Saturday, August 9, 2014

It might be time to re-read the Palm Beach Post editorial on the Lake Worth 2020 plan - From May 2014

Click here for link to an editorial that came out on May 11th in support of our city rebuilding itself. Here are some key parts to remember:
City commissioners seem poised to ask voters in August for permission to issue $60 million in bonds to fix up the city’s dilapidated roads, sidewalks and sewers. They are calling the project Lake Worth 2020, which is as much a call for clear-eyed vision as it is a nod to the project’s time-frame. Indeed, for voters to approve this sort of debt – and the accompanying tax increases – they will need to understand the stakes very clearly.
The stakes are these: Lake Worth, despite its considerable amenities and rising reputation, is mired in poverty. Among Palm Beach County’s 38 cities, only Belle Glade’s residents are poorer.

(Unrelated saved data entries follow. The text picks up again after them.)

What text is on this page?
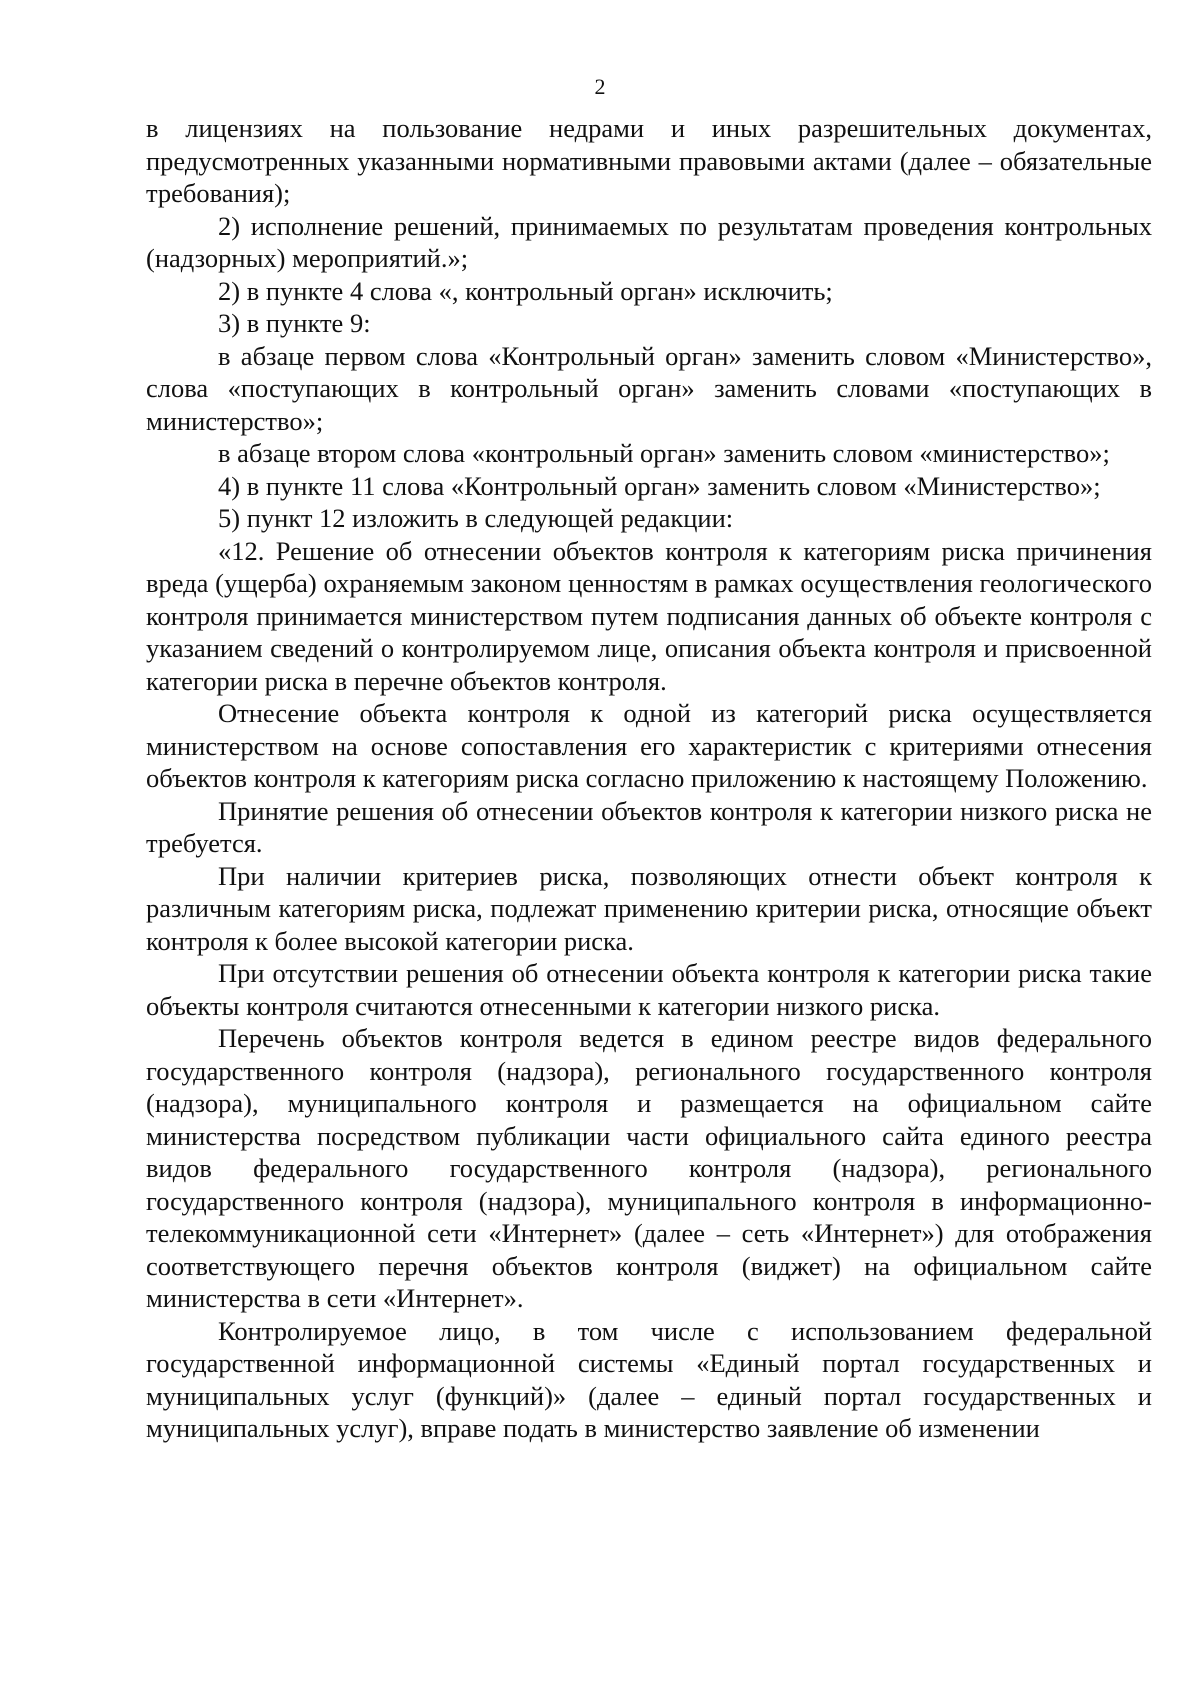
2

в лицензиях на пользование недрами и иных разрешительных документах, предусмотренных указанными нормативными правовыми актами (далее – обязательные требования);

2) исполнение решений, принимаемых по результатам проведения контрольных (надзорных) мероприятий.»;

2) в пункте 4 слова «, контрольный орган» исключить;

3) в пункте 9:

в абзаце первом слова «Контрольный орган» заменить словом «Министерство», слова «поступающих в контрольный орган» заменить словами «поступающих в министерство»;

в абзаце втором слова «контрольный орган» заменить словом «министерство»;

4) в пункте 11 слова «Контрольный орган» заменить словом «Министерство»;

5) пункт 12 изложить в следующей редакции:

«12. Решение об отнесении объектов контроля к категориям риска причинения вреда (ущерба) охраняемым законом ценностям в рамках осуществления геологического контроля принимается министерством путем подписания данных об объекте контроля с указанием сведений о контролируемом лице, описания объекта контроля и присвоенной категории риска в перечне объектов контроля.

Отнесение объекта контроля к одной из категорий риска осуществляется министерством на основе сопоставления его характеристик с критериями отнесения объектов контроля к категориям риска согласно приложению к настоящему Положению.

Принятие решения об отнесении объектов контроля к категории низкого риска не требуется.

При наличии критериев риска, позволяющих отнести объект контроля к различным категориям риска, подлежат применению критерии риска, относящие объект контроля к более высокой категории риска.

При отсутствии решения об отнесении объекта контроля к категории риска такие объекты контроля считаются отнесенными к категории низкого риска.

Перечень объектов контроля ведется в едином реестре видов федерального государственного контроля (надзора), регионального государственного контроля (надзора), муниципального контроля и размещается на официальном сайте министерства посредством публикации части официального сайта единого реестра видов федерального государственного контроля (надзора), регионального государственного контроля (надзора), муниципального контроля в информационно-телекоммуникационной сети «Интернет» (далее – сеть «Интернет») для отображения соответствующего перечня объектов контроля (виджет) на официальном сайте министерства в сети «Интернет».

Контролируемое лицо, в том числе с использованием федеральной государственной информационной системы «Единый портал государственных и муниципальных услуг (функций)» (далее – единый портал государственных и муниципальных услуг), вправе подать в министерство заявление об изменении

Years of neglect and mismanagement have left this city of 35,000 behind as its neighbors prospered.
The city is so underdeveloped that miles of streets in its poorest neighborhoods have never been paved. Children grow up in houses several blocks from the nearest fire hydrants or sidewalks. The city’s industrial zone, the Lake Worth Park of Commerce, has too few roads and utilities and, consequently, virtually no industry. Even streets around the city’s downtown center are so corrupted by potholes and cracks that they present hazards to cars and pedestrians evocative of the Third World.
Do we really need to question whether or not the quality of infrastructure impacts the value of the private property around it? It surely does.